You'd have to think that this is at least a step in the right direction: "NIH to experiment with high-risk grants":
On 5 December, agency director Francis Collins told an advisory committee that the NIH should consider supporting more individual researchers, as opposed to research proposals as it does now — an idea inspired in part by the success of the high-stakes Pioneer awards handed out by the NIH's Common Fund.
“It’s time to look at balancing our portfolio,” says Collins, who plans to pitch the idea to NIH institute directors at a meeting on 6 January.
The NIH currently spends less than 5% of its US$30-billion budget on grants for individual researchers, including the annual Pioneer awards, which give seven people an average of $500,000 a year for five years. In contrast, the NIH’s most popular grant, the R01, typically awards researchers $250,000 per year for 3‒5 years, and requires a large amount of preliminary data to support grant applications.

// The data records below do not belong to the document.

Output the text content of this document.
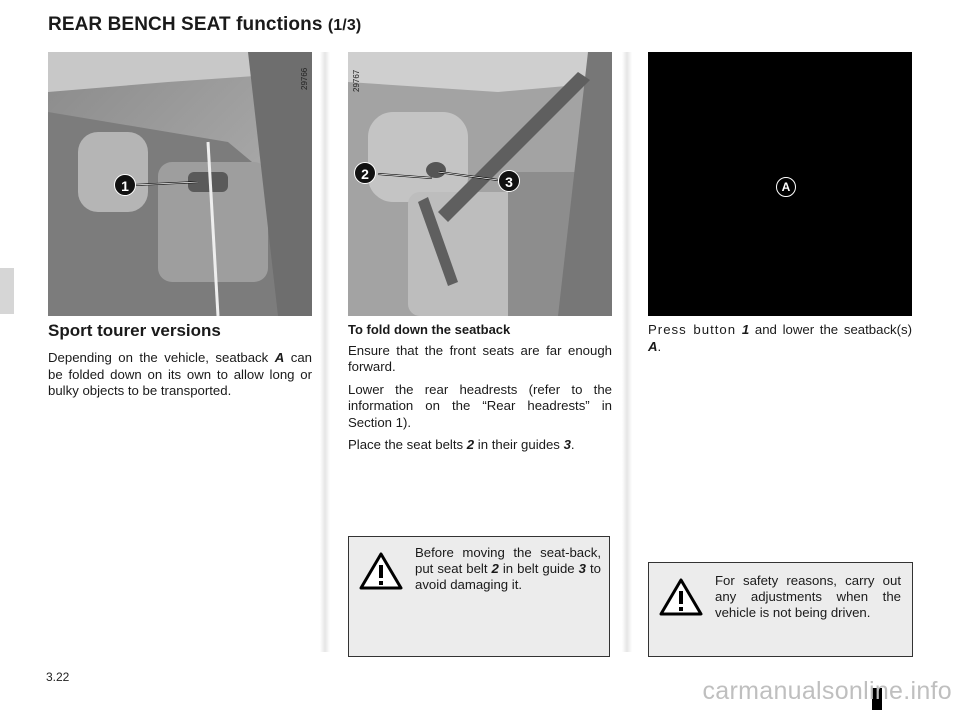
REAR BENCH SEAT functions (1/3)
29766
1
29767
2	3	A
Sport tourer versions

Depending on the vehicle, seatback A can be folded down on its own to allow long or bulky objects to be transported.

To fold down the seatback

Ensure that the front seats are far enough forward.

Lower the rear headrests (refer to the information on the “Rear headrests” in Section 1).

Place the seat belts 2 in their guides 3.

Before moving the seat-back, put seat belt 2 in belt guide 3 to avoid damaging it.

Press button 1 and lower the seatback(s) A.

For safety reasons, carry out any adjustments when the vehicle is not being driven.
3.22	carmanualsonline.info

They're not going to get rid of the R01 grant any time soon, but what Collins is talking about here is getting a bit more like the Howard Hughes funding model (HHMI grants run for five years as well, and tend to be awarded more towards the PI than towards the stated projects). One problem is that the NIH is evaluating the success of the Pioneer grants by noting that the awardees publish more highly-cited papers, and that may or may not be a good measure:
But critics say that there is little, if any, evidence that this approach is superior. “'People versus projects’ is the HHMI bumper sticker, but it’s a misreading of what makes the HHMI great,” says Pierre Azoulay, an economist at the Massachusetts Institute of Technology in Cambridge. Azoulay suggests that the findings of the NIH’s 2012 report may actually reflect factors such as the impact of the HHMI’s unusually lengthy funding windows, which allow a lot of time for innovation. In contrast, he says, “the Pioneer grants are freedom with an expiration date”.
Daniel Sarewitz, co-director of the Consortium for Science, Policy and Outcomes at Arizona State University in Tempe, adds that funding individual researchers may well increase the number of publications they produce. “But that may or may not have anything to do with enhancing the NIH's potential to contribute to actual health outcomes”, such as translation of research into the clinic, he says.

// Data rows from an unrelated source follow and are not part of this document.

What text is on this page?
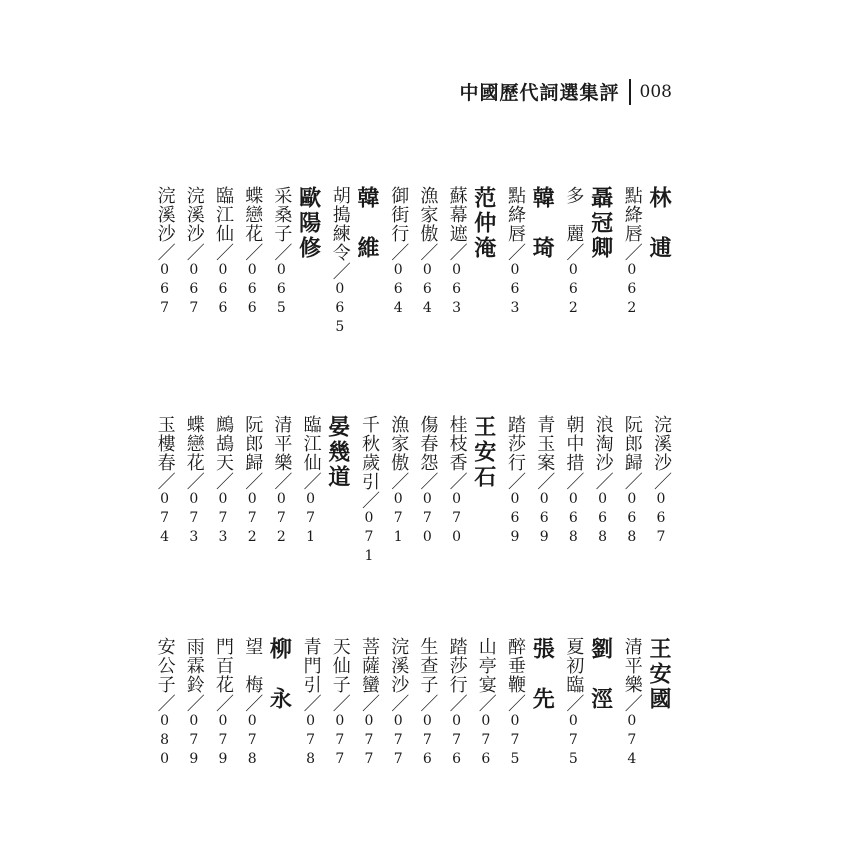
中國歷代詞選集評 008
林　逋
點絳唇／062
聶冠卿
多　麗／062
韓　琦
點絳唇／063
范仲淹
蘇幕遮／063
漁家傲／064
御街行／064
韓　維
胡搗練令／065
歐陽修
采桑子／065
蝶戀花／066
臨江仙／066
浣溪沙／067
浣溪沙／067
浣溪沙／067
阮郎歸／068
浪淘沙／068
朝中措／068
青玉案／069
踏莎行／069
王安石
桂枝香／070
傷春怨／070
漁家傲／071
千秋歲引／071
晏幾道
臨江仙／071
清平樂／072
阮郎歸／072
鷓鴣天／073
蝶戀花／073
玉樓春／074
王安國
清平樂／074
劉　涇
夏初臨／075
張　先
醉垂鞭／075
山亭宴／076
踏莎行／076
生查子／076
浣溪沙／077
菩薩蠻／077
天仙子／077
青門引／078
柳　永
望　梅／078
門百花／079
雨霖鈴／079
安公子／080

I'd like for them to set aside some money for ideas that have a low chance of working, but which would be big news if they actually came through. The high-risk high-reward stuff would also have to be awarded more by evaluating the people involved, since none of them would look likely in the "Tell us exactly what results you expect" mode of grant funding. But I can say this, not having to the be the person who wades through the stacks of applications - sorting those out would probably be pretty painful.